We have all been watching in horror at the escalating violence in the Middle East, the holding of hostages on both sides of the conflict and the crimes against humanity inflicted on innocent Palestinian civilians in Gaza. The United Nations estimates that 39,677 Palestinians have been killed and 91,645 injured.

The meaning of injury deserves unpacking in the context of war – amputations, blindings, brain damage. These are absolutely life‑changing injuries from which people can never recover. It is estimated that 1.9 million people have been displaced in Gaza, and the denial of food and water represents a forced starvation and a further war crime of the state of Israel.

Bear in mind that almost half of the Palestinian population are children, and the proportion of people who have been killed and displaced sadly reflects this. Israel has also destroyed over 70,000 housing units in Gaza and killed a large number of journalists. The international community has condemned this aggression, and the UN has repeatedly investigated and concluded the carriage of war crimes.

I acknowledge that we all in this House want this conflict to end, as does our community. In response to the conflict, students of UTAS set up their encampment in May, demanding that UTAS stop their complicity with this genocide and cut ties with Israeli universities and weapons manufacturers. Students in the encampment were particularly alarmed with UTAS’s partnership with German military company, Hensoldt, which supplies Israel’s military with radar and surveillance systems. They are also concerned with UTAS’s involvement with Fails (TBC 5.37.15) and Caterpillar, companies equipping the Israeli Defence Force with the tools used in the Palestinian genocide.

Students knew there was more, and they demanded that UTAS release the full list of its ties with Israel and its supporters. Their peaceful protest was fantastic, with at least 30 students camping on the lawn at one point. It was a diverse range of students coming together because they all believed strongly in stopping the Palestinian genocide. The encampment was there 24 hours a day. They ate there, slept there and studied there.

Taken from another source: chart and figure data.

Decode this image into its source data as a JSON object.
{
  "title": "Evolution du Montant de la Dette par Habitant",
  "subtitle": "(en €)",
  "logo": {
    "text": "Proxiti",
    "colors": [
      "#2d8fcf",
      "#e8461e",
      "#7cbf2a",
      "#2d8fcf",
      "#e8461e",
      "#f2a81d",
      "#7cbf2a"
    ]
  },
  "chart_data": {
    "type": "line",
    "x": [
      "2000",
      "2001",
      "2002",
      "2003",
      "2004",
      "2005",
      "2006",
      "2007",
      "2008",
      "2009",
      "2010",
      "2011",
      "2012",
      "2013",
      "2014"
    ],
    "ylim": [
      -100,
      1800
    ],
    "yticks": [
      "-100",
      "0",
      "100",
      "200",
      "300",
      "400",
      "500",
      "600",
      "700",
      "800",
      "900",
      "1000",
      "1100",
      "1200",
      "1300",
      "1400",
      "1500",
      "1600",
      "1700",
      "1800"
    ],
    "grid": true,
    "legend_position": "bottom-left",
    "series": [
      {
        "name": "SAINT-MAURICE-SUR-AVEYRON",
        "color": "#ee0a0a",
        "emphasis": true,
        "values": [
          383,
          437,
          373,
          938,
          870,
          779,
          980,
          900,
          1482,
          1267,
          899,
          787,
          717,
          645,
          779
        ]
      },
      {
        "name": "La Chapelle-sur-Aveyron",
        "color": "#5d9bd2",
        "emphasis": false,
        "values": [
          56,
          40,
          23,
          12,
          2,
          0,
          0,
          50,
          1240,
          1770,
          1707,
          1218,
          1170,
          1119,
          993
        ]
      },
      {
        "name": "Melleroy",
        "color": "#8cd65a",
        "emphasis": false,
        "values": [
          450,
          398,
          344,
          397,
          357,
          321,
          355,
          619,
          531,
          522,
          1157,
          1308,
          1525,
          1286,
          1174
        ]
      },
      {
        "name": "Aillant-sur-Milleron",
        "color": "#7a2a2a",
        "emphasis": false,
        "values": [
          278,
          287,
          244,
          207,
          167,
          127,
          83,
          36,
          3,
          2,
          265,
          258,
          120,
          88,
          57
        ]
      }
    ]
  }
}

Some students stayed at the encampment for most nights of the three months of the encampment.

There was an outpouring of support from the community with donations of food and visits in solidarity. I took the opportunity to spend a night with the encampment in the first week of the occupation and was impressed with the organisation, respect, discussion and agreement by consensus of their collective steps forward.

This took incredible courage and hard work from the students, especially through nipaluna/Hobart’s cold winter. It also took courage from UTAS staff, some of whom came out to support the students’ calls and amplify their voice. Congratulations and thank you.

I also acknowledge UTAS’s early response to the encampment, providing additional security, opening up a communal space and respecting the right of the students to protest. I recognise the fact that these actions are in many ways the responsibility they have to a free‑thinking, globally connected and compassionate student population. The UTAS students have only now made the decision to end their encampment because they have convinced UTAS to disclose their research partnerships. The list confirms UTAS’s ties with universities and companies that support the Israeli Defence Force.

This is not the end of the UTAS students’ fight. They will continue to demand that UTAS end their research partnerships with and divest from companies and institutions in Israel or who support the Israel genocide in Gaza.

The Greens continue to stand in solidarity with these students and thank them for their action. We will continue to demand an end to the occupation of Palestine, a permanent ceasefire and greater action from Australia, including a stop to military exports to the State of Israel. How is it that hundreds of sanctions have been slapped on Russia, Syria and other individuals in autocratic, genocidal regimes, but not a single one on an Israeli?

We support a self-determined Palestinian state and stand for peace, non-violence, human rights and a global commitment to shared humanity, respect and compassion.